WASHINGTON—U.S. Senator Chris Murphy (D-Conn.), a member of the U.S. Senate Foreign Relations Committee, on Tuesday applauded passage of his provision to allow the United States to better compete with Chinese development finance institutions in the United States Innovation and Competition Act of 2021. Specifically, Murphy’s language 1) increases the Development Finance Corporation (DFC)’s liability limit from $60 billion to $100 billion to better compete with Chinese development finance institutions and (2) clarifies the intent of Congress that DFC equity investments should be treated as federal credit programs, not direct spending. Fixing this problem would allow the DFC to do significantly more projects with the same amount of appropriated funding. Murphy’s provision was originally included as an amendment to the Strategic Competition Act of 2021 (S. 1169), which was voted out of the Senate Foreign Relations Committee earlier this month.

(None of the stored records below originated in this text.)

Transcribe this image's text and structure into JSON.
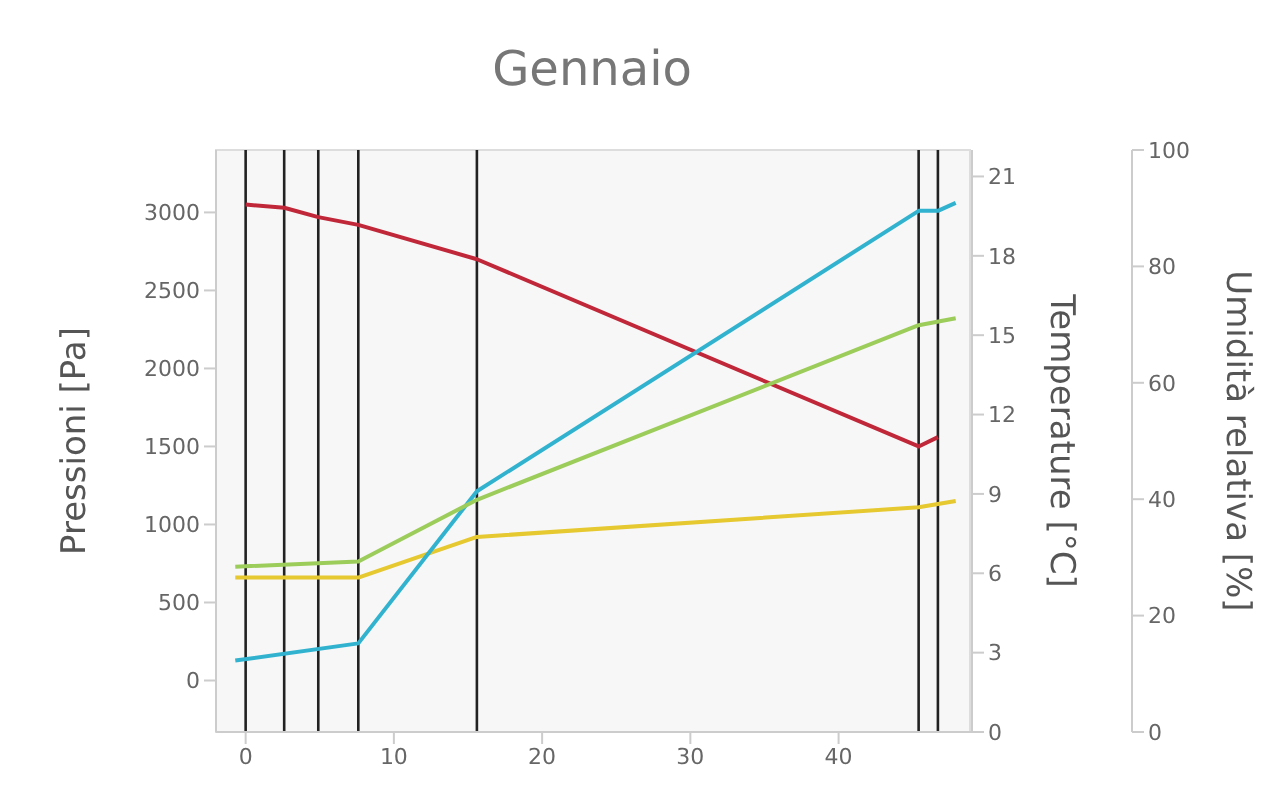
{
  "chart_data": {
    "type": "line",
    "title": "Gennaio",
    "ylabel": "Pressioni [Pa]",
    "y2label": "Temperature [°C]",
    "y3label": "Umidità relativa [%]",
    "xlim": [
      -2,
      49
    ],
    "xticks": [
      0,
      10,
      20,
      30,
      40
    ],
    "ylim": [
      -330,
      3400
    ],
    "yticks": [
      0,
      500,
      1000,
      1500,
      2000,
      2500,
      3000
    ],
    "y2lim": [
      0,
      22
    ],
    "y2ticks": [
      0,
      3,
      6,
      9,
      12,
      15,
      18,
      21
    ],
    "y3lim": [
      0,
      100
    ],
    "y3ticks": [
      0,
      20,
      40,
      60,
      80,
      100
    ],
    "marker": "none",
    "line_style": "solid",
    "ref_lines": [
      {
        "axis": "x",
        "value": 0,
        "color": "#222222"
      },
      {
        "axis": "x",
        "value": 2.6,
        "color": "#222222"
      },
      {
        "axis": "x",
        "value": 4.9,
        "color": "#222222"
      },
      {
        "axis": "x",
        "value": 7.6,
        "color": "#222222"
      },
      {
        "axis": "x",
        "value": 15.6,
        "color": "#222222"
      },
      {
        "axis": "x",
        "value": 45.4,
        "color": "#222222"
      },
      {
        "axis": "x",
        "value": 46.7,
        "color": "#222222"
      }
    ],
    "series": [
      {
        "color": "#c0283a",
        "axis": "y",
        "x": [
          0,
          2.6,
          4.9,
          7.6,
          15.6,
          45.4,
          46.7
        ],
        "values": [
          3050,
          3030,
          2970,
          2920,
          2700,
          1500,
          1560
        ]
      },
      {
        "color": "#e6c830",
        "axis": "y",
        "x": [
          -0.7,
          7.6,
          15.6,
          45.4,
          47.9
        ],
        "values": [
          660,
          660,
          920,
          1110,
          1150
        ]
      },
      {
        "color": "#31b3cf",
        "axis": "y2",
        "x": [
          -0.7,
          7.6,
          15.6,
          45.4,
          46.7,
          47.9
        ],
        "values": [
          2.7,
          3.35,
          9.1,
          19.7,
          19.7,
          20
        ]
      },
      {
        "color": "#9ccc5a",
        "axis": "y3",
        "x": [
          -0.7,
          7.6,
          15.6,
          45.4,
          47.9
        ],
        "values": [
          28.4,
          29.3,
          39.9,
          69.9,
          71.1
        ]
      }
    ]
  }
}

“If the U.S. just thinks of competition with China through a military lens, we are going to get left behind. China's global financing arm is a strategy to chip away at our global influence,” said Murphy. “My proposal will significantly increase our the total amount of money available to America's international development bank, the Development Finance Corporation, and allow us to strike international development deals that are good for the world and our partners, and counter China's growing economic influence. I’m glad to see it included in this important legislative package.”
In March, Murphy along with U.S. Senator Chris Van Hollen (D-Md.), U.S. Representative David Cicilline (RI-01), and U.S. Representative Ami Bera (CA-07) proposed a significant increase to the international affairs budget for Fiscal Year 2022 to better address America’s national security challenges. Investing in 21st Century Diplomacy calls for a $12 billion increase, directing the funding toward three specific challenges: (1) competing with China; (2) preparing for the next pandemic in a post COVID-19-era; and (3) fighting climate change. In this budget proposal, Murphy specifically proposes an increase in funding for the DFC as a way to compete with China.